Eighty-eight patients received afatinib, including 27 (31%) with brain metastases and 16 (18%) with uncommon EGFR mutations. Median PFS was 17.0 months (95% confidence interval [CI] 12.9-23.3 months). Grade 3 treatment-related AEs (TRAEs) were reported in 51 (58%) patients; the most common were diarrhea (22%) and rash/acne (20%). No grade > 3 TRAEs were reported. AEs leading to dose reduction occurred in 49 (56%) patients. Treatment discontinuation due to TRAEs occurred in 4 (5%) patients. ORR was 81% overall, 89% in patients with brain metastases, and 55% in patients with uncommon mutations (excluding T790M/exon 20 insertions). Median DOR was 15.1 months (95% CI 12.4-21.4 months). Cancer-related symptoms were improved/unchanged/worsened in 34-66%/36-66%/0-3% of patients over the first year.
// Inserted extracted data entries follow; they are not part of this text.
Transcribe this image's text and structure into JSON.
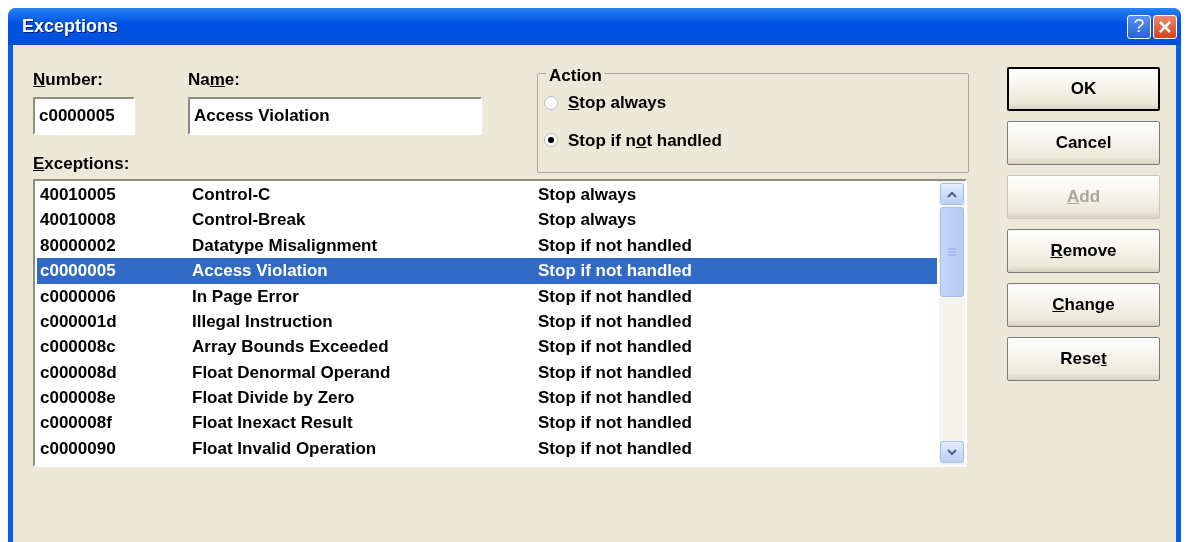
{
  "window": {
    "title": "Exceptions",
    "help_button": "?"
  },
  "number": {
    "label": {
      "key": "N",
      "after": "umber:"
    },
    "value": "c0000005"
  },
  "name": {
    "label": {
      "before": "Na",
      "key": "m",
      "after": "e:"
    },
    "value": "Access Violation"
  },
  "action": {
    "title": "Action",
    "options": [
      {
        "label": {
          "key": "S",
          "after": "top always"
        },
        "selected": false
      },
      {
        "label": {
          "before": "Stop if n",
          "key": "o",
          "after": "t handled"
        },
        "selected": true
      }
    ]
  },
  "exceptions": {
    "label": {
      "key": "E",
      "after": "xceptions:"
    },
    "rows": [
      {
        "code": "40010005",
        "name": "Control-C",
        "action": "Stop always",
        "selected": false
      },
      {
        "code": "40010008",
        "name": "Control-Break",
        "action": "Stop always",
        "selected": false
      },
      {
        "code": "80000002",
        "name": "Datatype Misalignment",
        "action": "Stop if not handled",
        "selected": false
      },
      {
        "code": "c0000005",
        "name": "Access Violation",
        "action": "Stop if not handled",
        "selected": true
      },
      {
        "code": "c0000006",
        "name": "In Page Error",
        "action": "Stop if not handled",
        "selected": false
      },
      {
        "code": "c000001d",
        "name": "Illegal Instruction",
        "action": "Stop if not handled",
        "selected": false
      },
      {
        "code": "c000008c",
        "name": "Array Bounds Exceeded",
        "action": "Stop if not handled",
        "selected": false
      },
      {
        "code": "c000008d",
        "name": "Float Denormal Operand",
        "action": "Stop if not handled",
        "selected": false
      },
      {
        "code": "c000008e",
        "name": "Float Divide by Zero",
        "action": "Stop if not handled",
        "selected": false
      },
      {
        "code": "c000008f",
        "name": "Float Inexact Result",
        "action": "Stop if not handled",
        "selected": false
      },
      {
        "code": "c0000090",
        "name": "Float Invalid Operation",
        "action": "Stop if not handled",
        "selected": false
      }
    ]
  },
  "buttons": [
    {
      "label": {
        "before": "OK"
      },
      "default": true,
      "disabled": false
    },
    {
      "label": {
        "before": "Cancel"
      },
      "default": false,
      "disabled": false
    },
    {
      "label": {
        "key": "A",
        "after": "dd"
      },
      "default": false,
      "disabled": true
    },
    {
      "label": {
        "key": "R",
        "after": "emove"
      },
      "default": false,
      "disabled": false
    },
    {
      "label": {
        "key": "C",
        "after": "hange"
      },
      "default": false,
      "disabled": false
    },
    {
      "label": {
        "before": "Rese",
        "key": "t"
      },
      "default": false,
      "disabled": false
    }
  ]
}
No unexpected safety signals for afatinib were observed. AEs were manageable; the treatment discontinuation rate was low. Afatinib showed encouraging efficacy in a broad patient population including those with brain metastases or tumors harboring uncommon EGFR mutations.
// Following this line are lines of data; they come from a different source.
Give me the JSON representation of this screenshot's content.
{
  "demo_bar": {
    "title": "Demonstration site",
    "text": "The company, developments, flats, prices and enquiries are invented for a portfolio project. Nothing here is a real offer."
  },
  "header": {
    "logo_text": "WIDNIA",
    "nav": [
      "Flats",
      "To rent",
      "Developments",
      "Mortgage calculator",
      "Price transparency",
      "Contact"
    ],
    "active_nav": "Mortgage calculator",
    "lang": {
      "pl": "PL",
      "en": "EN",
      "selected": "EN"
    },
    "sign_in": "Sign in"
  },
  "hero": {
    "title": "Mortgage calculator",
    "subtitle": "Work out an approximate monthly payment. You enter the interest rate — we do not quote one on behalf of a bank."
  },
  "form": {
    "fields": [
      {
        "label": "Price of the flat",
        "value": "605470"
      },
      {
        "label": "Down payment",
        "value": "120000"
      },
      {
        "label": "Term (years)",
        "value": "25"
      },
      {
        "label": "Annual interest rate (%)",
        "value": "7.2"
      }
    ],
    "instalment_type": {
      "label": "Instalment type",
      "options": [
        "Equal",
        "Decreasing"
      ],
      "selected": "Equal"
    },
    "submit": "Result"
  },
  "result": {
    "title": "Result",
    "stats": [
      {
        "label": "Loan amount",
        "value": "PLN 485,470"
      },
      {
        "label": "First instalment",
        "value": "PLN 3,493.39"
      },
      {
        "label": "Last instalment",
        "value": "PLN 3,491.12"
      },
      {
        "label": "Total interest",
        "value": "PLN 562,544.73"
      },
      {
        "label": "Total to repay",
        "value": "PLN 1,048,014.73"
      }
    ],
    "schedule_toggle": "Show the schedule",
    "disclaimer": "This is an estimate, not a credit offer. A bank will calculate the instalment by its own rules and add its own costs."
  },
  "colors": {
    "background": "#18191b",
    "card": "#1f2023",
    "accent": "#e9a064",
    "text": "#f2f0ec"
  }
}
ClinicalTrials.gov NCT01931306 ; 29/08/2013.
阿法替尼已在全球获批用于治疗初治的表皮生长因子受体(EGFR)突变阳性非小细胞肺癌(NSCLC)患者。在这项韩国扩大准入计划中,我们评估了其“真实世界”的安全性和疗效。
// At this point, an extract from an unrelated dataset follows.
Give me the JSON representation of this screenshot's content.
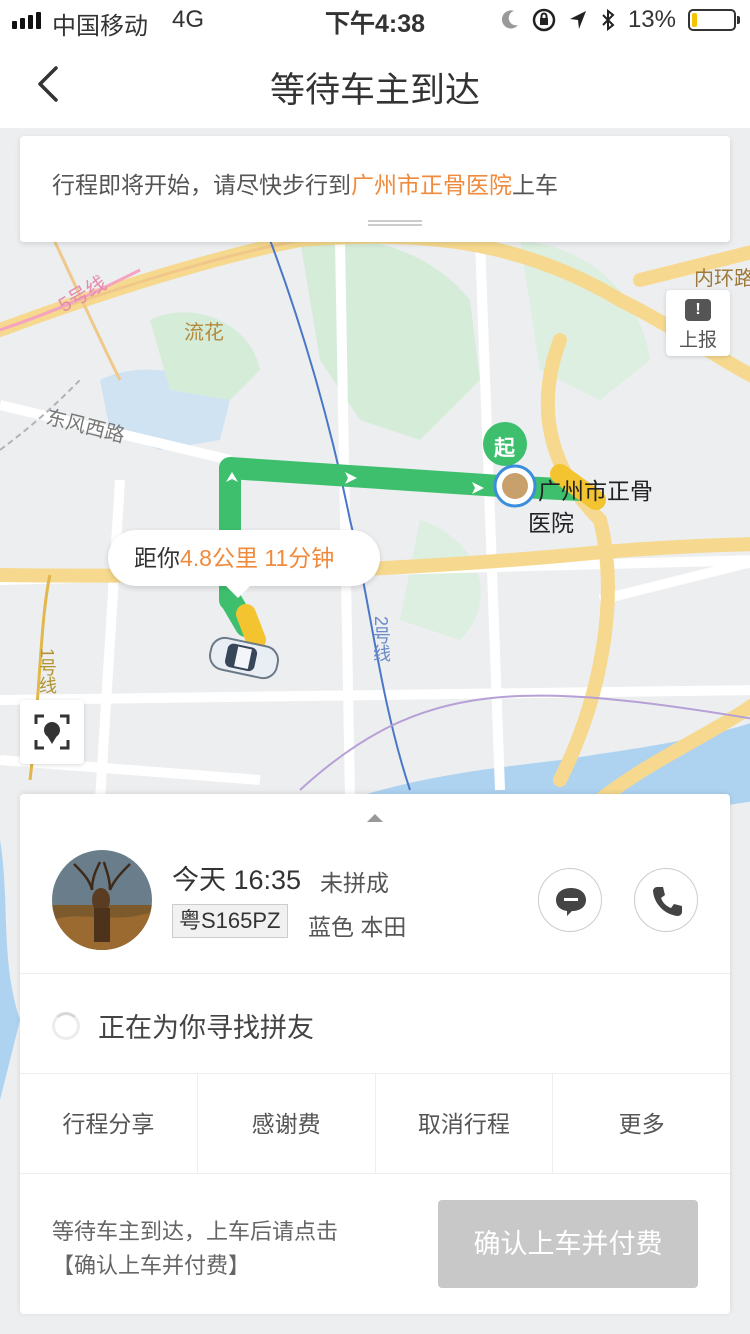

初治的 EGFR 突变阳性 NSCLC 患者接受阿法替尼 40mg/天治疗,直至疾病进展或其他停药标准。发生不良反应(AE)时可进行剂量调整。主要终点是 AE 患者数量(CTCAE 版本 3.0)。其他终点包括无进展生存期(PFS)、总缓解率(ORR)、缓解持续时间(DOR)和研究者评估的癌症相关症状变化。
88 例患者接受了阿法替尼治疗,包括 27 例(31%)有脑转移和 16 例(18%)有罕见 EGFR 突变。中位 PFS 为 17.0 个月(95%CI 12.9-23.3 个月)。51 例(58%)患者报告了 3 级治疗相关 AE(TRAEs);最常见的是腹泻(22%)和皮疹/痤疮(20%)。无 3 级以上 TRAEs 报告。49 例(56%)患者因 AE 而减少剂量。4 例(5%)患者因 TRAE 而停止治疗。总体 ORR 为 81%,脑转移患者为 89%,罕见突变(不包括 T790M/外显子 20 插入)患者为 55%。中位 DOR 为 15.1 个月(95%CI 12.4-21.4 个月)。在第一年,34%-66%的患者的癌症相关症状得到改善/不变/恶化,36%-66%的患者得到改善/不变/恶化,0%-3%的患者得到恶化。
阿法替尼未观察到新的安全性信号。AE 可管理;停药率低。阿法替尼在包括脑转移或携带罕见 EGFR 突变的肿瘤患者在内的广泛患者人群中显示出令人鼓舞的疗效。
ClinicalTrials.gov NCT01931306;2013 年 8 月 29 日。